Podcast indígena para não indígenas

Celia Xakriabá, Letícia Leite e Tukumã Pataxó, trio do podcast Papo de Parente. (Fotos: Divulgação)

Transitando entre tradições e modernidade, os influenciadores Célia Xakriabá e Tukumã Pataxó apresentam Papo de Parente, no GloboPlay

Por Liana Melo | ODS 16 • Publicada em 22 de outubro de 2021 - 08:36 • Atualizada em 1 de novembro de 2021 - 01:03

Celia Xakriabá, Letícia Leite e Tukumã Pataxó, trio do podcast Papo de Parente. (Fotos: Divulgação)

Eles não estão parados no tempo, como se fossem peças de museu. Disputam espaços e narrativas para provar que antes mesmo do Brasil da Coroa – numa referência à chegada dos portugueses – já existia o país do cocar. Transitando com desenvoltura entre as tradições e a modernidade, os indígenas do século 21 usam e abusam das tecnologias digitais. Não é um processo de aculturação, como alguns ainda pensam. É justamente o contrário. Como influenciadores digitais, lançam mão das redes sociais para contrapor estereótipos, preconceitos e racismo.

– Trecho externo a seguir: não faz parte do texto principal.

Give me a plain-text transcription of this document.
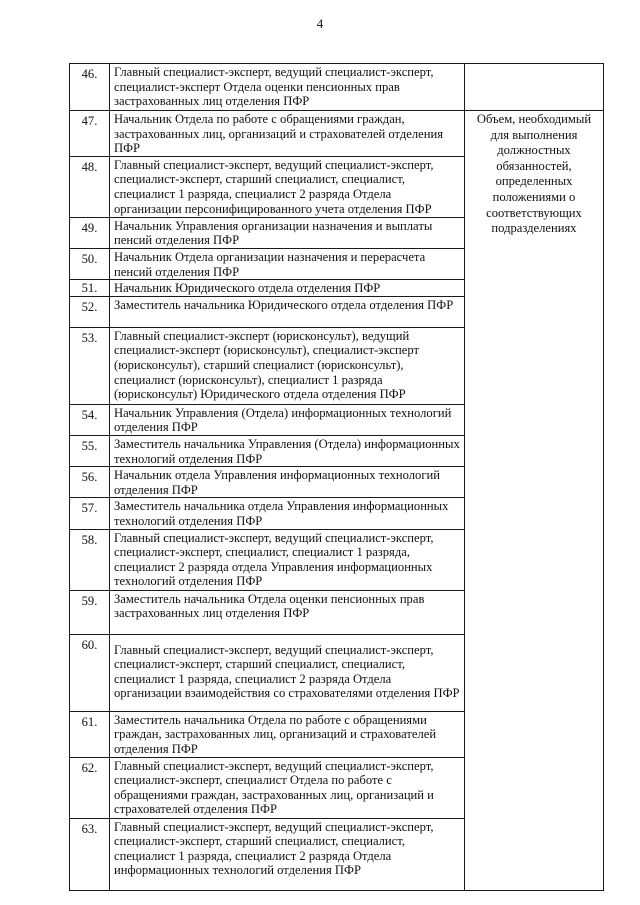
4
46.	Главный специалист-эксперт, ведущий специалист-эксперт, специалист-эксперт Отдела оценки пенсионных прав застрахованных лиц отделения ПФР	
47.	Начальник Отдела по работе с обращениями граждан, застрахованных лиц, организаций и страхователей отделения ПФР	Объем, необходимый для выполнения должностных обязанностей, определенных положениями о соответствующих подразделениях

48.	Главный специалист-эксперт, ведущий специалист-эксперт, специалист-эксперт, старший специалист, специалист, специалист 1 разряда, специалист 2 разряда Отдела организации персонифицированного учета отделения ПФР	
49.	Начальник Управления организации назначения и выплаты пенсий отделения ПФР	
50.	Начальник Отдела организации назначения и перерасчета пенсий отделения ПФР	
51.	Начальник Юридического отдела отделения ПФР	
52.	Заместитель начальника Юридического отдела отделения ПФР	
53.	Главный специалист-эксперт (юрисконсульт), ведущий специалист-эксперт (юрисконсульт), специалист-эксперт (юрисконсульт), старший специалист (юрисконсульт), специалист (юрисконсульт), специалист 1 разряда (юрисконсульт) Юридического отдела отделения ПФР	
54.	Начальник Управления (Отдела) информационных технологий отделения ПФР	
55.	Заместитель начальника Управления (Отдела) информационных технологий отделения ПФР	
56.	Начальник отдела Управления информационных технологий отделения ПФР	
57.	Заместитель начальника отдела Управления информационных технологий отделения ПФР	
58.	Главный специалист-эксперт, ведущий специалист-эксперт, специалист-эксперт, специалист, специалист 1 разряда, специалист 2 разряда отдела Управления информационных технологий отделения ПФР	
59.	Заместитель начальника Отдела оценки пенсионных прав застрахованных лиц отделения ПФР	
60.	Главный специалист-эксперт, ведущий специалист-эксперт, специалист-эксперт, старший специалист, специалист, специалист 1 разряда, специалист 2 разряда Отдела организации взаимодействия со страхователями отделения ПФР	
61.	Заместитель начальника Отдела по работе с обращениями граждан, застрахованных лиц, организаций и страхователей отделения ПФР	
62.	Главный специалист-эксперт, ведущий специалист-эксперт, специалист-эксперт, специалист Отдела по работе с обращениями граждан, застрахованных лиц, организаций и страхователей отделения ПФР	
63.	Главный специалист-эксперт, ведущий специалист-эксперт, специалист-эксперт, старший специалист, специалист, специалист 1 разряда, специалист 2 разряда Отдела информационных технологий отделения ПФР	
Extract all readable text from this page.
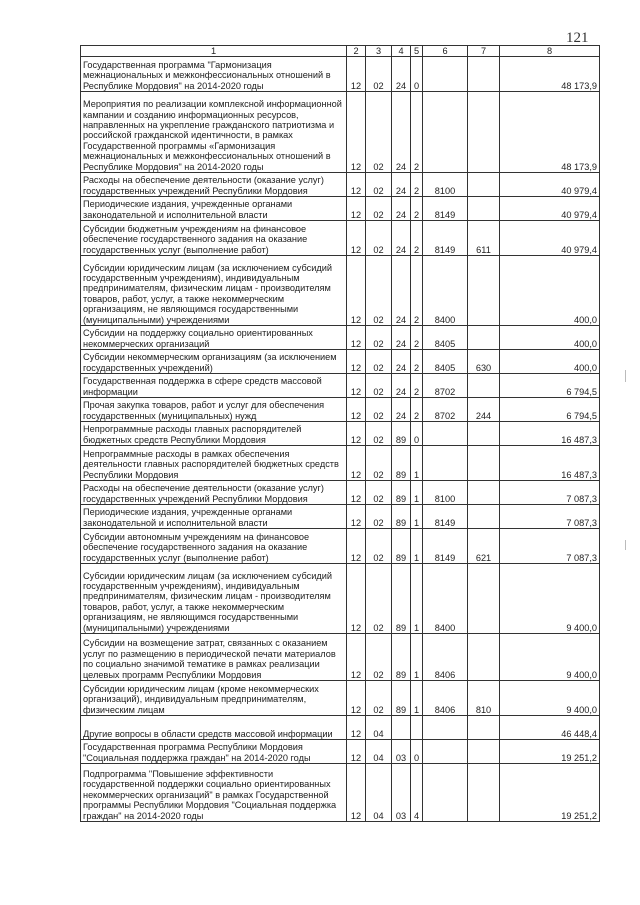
121
1	2	3	4	5	6	7	8
Государственная программа "Гармонизация межнациональных и межконфессиональных отношений в Республике Мордовия" на 2014-2020 годы	12	02	24	0			48 173,9
Мероприятия по реализации комплексной информационной кампании и созданию информационных ресурсов, направленных на укрепление гражданского патриотизма и российской гражданской идентичности, в рамках Государственной программы «Гармонизация межнациональных и межконфессиональных отношений в Республике Мордовия" на 2014-2020 годы	12	02	24	2			48 173,9
Расходы на обеспечение деятельности (оказание услуг) государственных учреждений Республики Мордовия	12	02	24	2	8100		40 979,4
Периодические издания, учрежденные органами законодательной и исполнительной власти	12	02	24	2	8149		40 979,4
Субсидии бюджетным учреждениям на финансовое обеспечение государственного задания на оказание государственных услуг (выполнение работ)	12	02	24	2	8149	611	40 979,4
Субсидии юридическим лицам (за исключением субсидий государственным учреждениям), индивидуальным предпринимателям, физическим лицам - производителям товаров, работ, услуг, а также некоммерческим организациям, не являющимся государственными (муниципальными) учреждениями	12	02	24	2	8400		400,0
Субсидии на поддержку социально ориентированных некоммерческих организаций	12	02	24	2	8405		400,0
Субсидии некоммерческим организациям (за исключением государственных учреждений)	12	02	24	2	8405	630	400,0
Государственная поддержка в сфере средств массовой информации	12	02	24	2	8702		6 794,5
Прочая закупка товаров, работ и услуг для обеспечения государственных (муниципальных) нужд	12	02	24	2	8702	244	6 794,5
Непрограммные расходы главных распорядителей бюджетных средств Республики Мордовия	12	02	89	0			16 487,3
Непрограммные расходы в рамках обеспечения деятельности главных распорядителей бюджетных средств Республики Мордовия	12	02	89	1			16 487,3
Расходы на обеспечение деятельности (оказание услуг) государственных учреждений Республики Мордовия	12	02	89	1	8100		7 087,3
Периодические издания, учрежденные органами законодательной и исполнительной власти	12	02	89	1	8149		7 087,3
Субсидии автономным учреждениям на финансовое обеспечение государственного задания на оказание государственных услуг (выполнение работ)	12	02	89	1	8149	621	7 087,3
Субсидии юридическим лицам (за исключением субсидий государственным учреждениям), индивидуальным предпринимателям, физическим лицам - производителям товаров, работ, услуг, а также некоммерческим организациям, не являющимся государственными (муниципальными) учреждениями	12	02	89	1	8400		9 400,0
Субсидии на возмещение затрат, связанных с оказанием услуг по размещению в периодической печати материалов по социально значимой тематике в рамках реализации целевых программ Республики Мордовия	12	02	89	1	8406		9 400,0
Субсидии юридическим лицам (кроме некоммерческих организаций), индивидуальным предпринимателям, физическим лицам	12	02	89	1	8406	810	9 400,0
Другие вопросы в области средств массовой информации	12	04					46 448,4
Государственная программа Республики Мордовия "Социальная поддержка граждан" на 2014-2020 годы	12	04	03	0			19 251,2
Подпрограмма "Повышение эффективности государственной поддержки социально ориентированных некоммерческих организаций" в рамках Государственной программы Республики Мордовия "Социальная поддержка граждан" на 2014-2020 годы	12	04	03	4			19 251,2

Leu essa? Aplicativo para demarcar território

Dos territórios para a web, “Papo de parente” é o primeiro podcast indígena da GloboPlay e é lá, no espaço virtual, que Célia Xakriabá e Tukumã Pataxó apropriaram-se do veículo de mídia para reivindicar seus direitos, reafirmar suas identidades e levar para o ciberespaço sua luta e resistência. “É pelo corpo indígena, pelo pensamento indígena, pelas vozes indígenas que descolonizamos nosso olhar”, responde Célia, quando questionada sobre as velhas questões que ainda permeiam o imaginário coletivo em relação aos povos indígenas.

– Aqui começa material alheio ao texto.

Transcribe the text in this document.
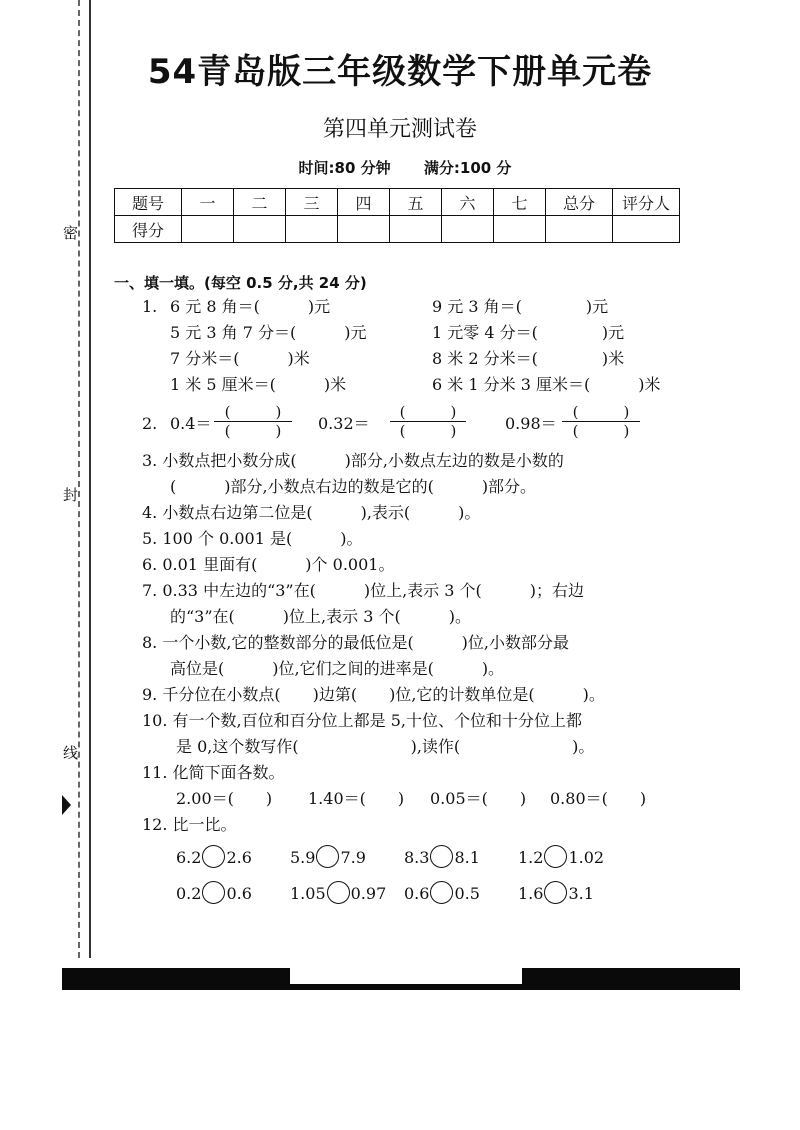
密
封
线
54青岛版三年级数学下册单元卷
第四单元测试卷
时间:80 分钟 满分:100 分
题号	一	二	三	四	五	六	七	总分	评分人
得分									
一、填一填。(每空 0.5 分,共 24 分)
1. 6 元 8 角＝(　　　)元	9 元 3 角＝(　　　　)元
5 元 3 角 7 分＝(　　　)元	1 元零 4 分＝(　　　　)元
7 分米＝(　　　)米	8 米 2 分米＝(　　　　)米
1 米 5 厘米＝(　　　)米	6 米 1 分米 3 厘米＝(　　　)米
2. 0.4＝
(　　　)
(　　　)	0.32＝
(　　　)
(　　　)	0.98＝
(　　　)
(　　　)
3. 小数点把小数分成(　　　)部分,小数点左边的数是小数的
(　　　)部分,小数点右边的数是它的(　　　)部分。
4. 小数点右边第二位是(　　　),表示(　　　)。
5. 100 个 0.001 是(　　　)。
6. 0.01 里面有(　　　)个 0.001。
7. 0.33 中左边的“3”在(　　　)位上,表示 3 个(　　　)；右边
的“3”在(　　　)位上,表示 3 个(　　　)。
8. 一个小数,它的整数部分的最低位是(　　　)位,小数部分最
高位是(　　　)位,它们之间的进率是(　　　)。
9. 千分位在小数点(　　)边第(　　)位,它的计数单位是(　　　)。
10. 有一个数,百位和百分位上都是 5,十位、个位和十分位上都
是 0,这个数写作(　　　　　　　),读作(　　　　　　　)。
11. 化简下面各数。
2.00＝(　　) 1.40＝(　　) 0.05＝(　　) 0.80＝(　　)
12. 比一比。
6.2 2.6 5.9 7.9 8.3 8.1 1.2 1.02
0.2 0.6 1.05 0.97 0.6 0.5 1.6 3.1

Ela e Tukumã são jovens lideranças indígenas e influenciadores de peso – cada um deles com pouco mais de cem mil seguidores nas redes sociais. São eles quem comandam o programa da plataforma. A cada semana, os dois falam sobre cultura indígena por meio da agricultura, culinária, política, literatura, educação, festas, medicina e esportes tradicionais. Perguntas como se “deixamos de ser indígenas quando acessamos o mundo e outras coisas fora do território” ou “como alguém pode ser tornar indígena” ou, ainda, “quem é indígena no Brasil” são alguns dos questionamentos recorrentes que recebem nas redes sociais.

Nos bastidores do podcast está Letícia Leite, jornalista e pesquisadora de novas tecnologias usadas pela juventude indígena desde 2016 e que idealizou, há alguns anos, “Copiô, Parente?!” – o primeiro podcast feito para povos indígenas no Brasil, do Instituto Socioambiental (ISA). “Papo de parente” é uma realização da sua produtora, o Vem de Áudio.

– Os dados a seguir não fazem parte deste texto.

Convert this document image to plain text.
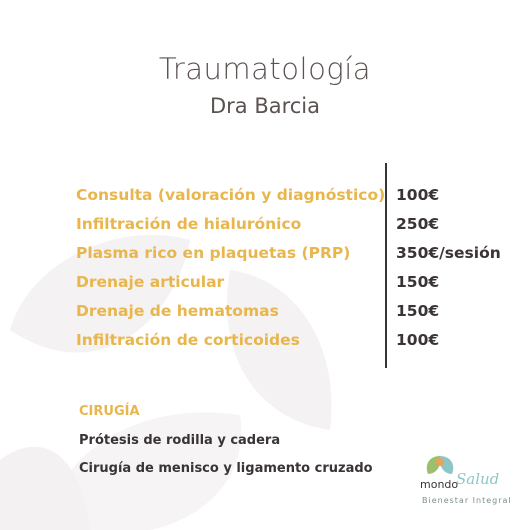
Traumatología
Dra Barcia
Consulta (valoración y diagnóstico) 100€
Infiltración de hialurónico	250€
Plasma rico en plaquetas (PRP)	350€/sesión
Drenaje articular	150€
Drenaje de hematomas	150€
Infiltración de corticoides	100€
CIRUGÍA
Prótesis de rodilla y cadera
Cirugía de menisco y ligamento cruzado
mondo
Salud
Bienestar Integral
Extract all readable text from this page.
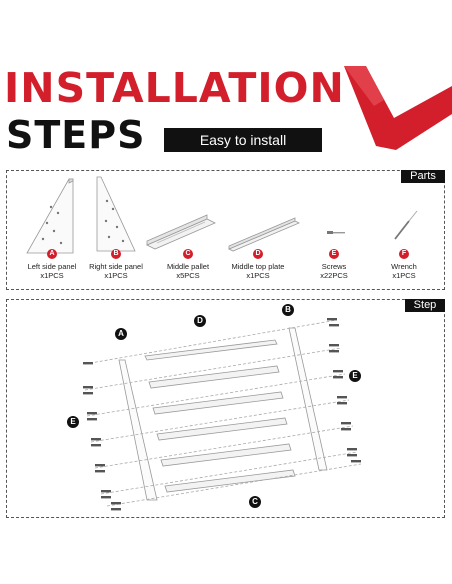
INSTALLATION
STEPS	Easy to install
Parts
A
Left side panel
x1PCS
B
Right side panel
x1PCS
C
Middle pallet
x5PCS
D
Middle top plate
x1PCS
E
Screws
x22PCS
F
Wrench
x1PCS
Step
A
B
D
E
E
C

Para o conteúdo em áudio digital da GloboPlay, Letícia convidou Célia, que chamou Tukumã. As escolhas foram certeiras. Educadora e liderança indígena do povo Xakriabá, de Minas Gerais, Célia conversa com os ouvintes do podcast – o programa é estruturado como uma caixinha de perguntas, onde artistas e celebridades trazem dúvidas e curiosidades à apresentadora.

A culinária tradicional indígena alimenta nosso espírito e depois o nosso corpo

Tukumã, por sua vez, é da aldeia Coroa Vermelha, no sul da Bahia, estudante de gastronomia na Universidade Federal da Bahia (UFBA) – ele é o único aluno indígena da turma – e comanda o quatro “Receitas da terra”. “A culinária tradicional indígena alimenta nosso espírito e depois o nosso corpo”, defende, comentando que a alimentação no contexto indígena vai além do ato de se alimentar.

Em um dos episódios, a deputada Federal Joênia Wapichana (Rede/ Roraima) ensinou uma receita típica do seu povo: a damurida. Tukumã dá receitas de chás, banhos de ervas e até uma cerveja ancestral, feita a base de mandioca. É através de um neologismo, “saborania”, uma palavra criada a partir da junção de saberes e sabores, que Célia lança mão para falar sobre o tema culinária indígena: “Não teremos futuro, se não tivermos semente; não teremos semente, se não tivermos território”.

Estruturado em duas temporadas, cada uma delas com quatro episódios, “Papo de parente” já recebeu os cantores e compositores Caetano Veloso e Lenine, a atriz Letícia Sabatella, o BBB Lucas Penteado, a jornalista Sônia Bridi. Por ser atemporal, questões como garimpo em terra indígena, Marco Temporal – tese que defende que os indígenas só podem reivindica as áreas que eram ocupadas por eles antes da data de promulgação da Constituição Federal, em outubro de 1988 – agressões e outros temas que colocam em xeque a sobrevivência desses povos não são discutidas diretamente no programa.

Nós precisamos descolonizar o pensamento e a escuta. Então vamos descolonizar a partir do ouvido? Vamos fazer escuta sensível?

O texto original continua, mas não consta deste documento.